Footballers have shorter careers than most. They have essentially a little bit more than a decade in which to provide for their families and achieve their dreams. They take time very seriously. A club culture that both respects that limited time and rewards the relationship between player and club is culture that sustains top performance amid harmony.

A good example of clubs that get this measure right are Juventus and Bayern Munich. They have certain players who play every match and others who play very little. Yet all are still committed to the larger cause because they’ve found a way to pursue – and achieve! – their own goals through the club.

Chelsea for too long erred on one side of that: The player power side, with the ups and downs that define each of the last few Chelsea cycles (new coach-win-player revolt-fall-new coach). It was necessary when Chelsea were still growing into the club they are now. They needed to offer packages that were cushier and more likely to be accepted in order to attract top-level talent.

Those days are all but over. The club holds a far different status from that of 20-25 years ago. What the club demands of its players, though, has not evolved in parallel.

Chelsea is a damn fine place to pursue every level of a footballing career. Under Sarri they are taking the next step.

It is no longer just about winning, it is about winning a certain way. It is about winning with a style of football appropriate to the ideals of the upper echelons of football’s hierarchy. It is not enough to just win at Real Madrid, Barcelona, Bayern Munich, Manchester United, yuck Liverpool, Juventus or AC Milan. You must also win with gravitas. Chelsea are now in that class of football club and have yet to realize it in many ways.
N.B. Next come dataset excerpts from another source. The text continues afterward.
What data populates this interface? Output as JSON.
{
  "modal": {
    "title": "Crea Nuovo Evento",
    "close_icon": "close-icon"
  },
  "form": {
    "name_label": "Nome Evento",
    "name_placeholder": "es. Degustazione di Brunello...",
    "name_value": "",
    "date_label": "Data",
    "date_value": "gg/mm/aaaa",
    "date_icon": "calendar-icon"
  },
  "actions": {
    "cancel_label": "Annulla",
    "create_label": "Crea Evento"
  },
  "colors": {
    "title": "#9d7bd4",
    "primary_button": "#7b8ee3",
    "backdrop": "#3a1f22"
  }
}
Chelsea need players who are as committed to the club as the club is to them so they can grow together. After all, a player can’t win trophies without a club and the clubs can’t win without the players. However, players also have to understand they cannot play every game. Few top clubs have any players other than goalkeepers who play every single match. They simply won’t be able to sustain the level of quality necessary.

Somewhere along the line, there is a break between the expectations of the players and the needs of the club. Would they rather play every single match for a mid-table club that is bereft of European competition or 25-30 for a club at the top level of four competitions?

This is what Chelsea seem to lack in many ways and what worries me about the club moving forward. If they’ve truly decided to do battle at the level of the top clubs that’s a wonderful thing. But to tie themselves to the passions and indiscretions of players who don’t understand that very thing is a mistake. It is something Antonio Conte understood in his feuds with both Diego Costa and David Luiz.

If Chelsea are serious about their football being about more than winning but in how they win, they’ll need players who understand those expectations as well. Players who understand it’s about more than simply playing as much football as possible and starting football matches. The evidence so far this season suggest they have a squad full of players who, though understanding and enjoying the cosmetic side of things, are mistaken in their deeper acceptance of what is happening.

Chelsea must make the right decisions about these players or risk losing the progress the club has made. Both sides are reckoning their futures on this stage of the club’s history.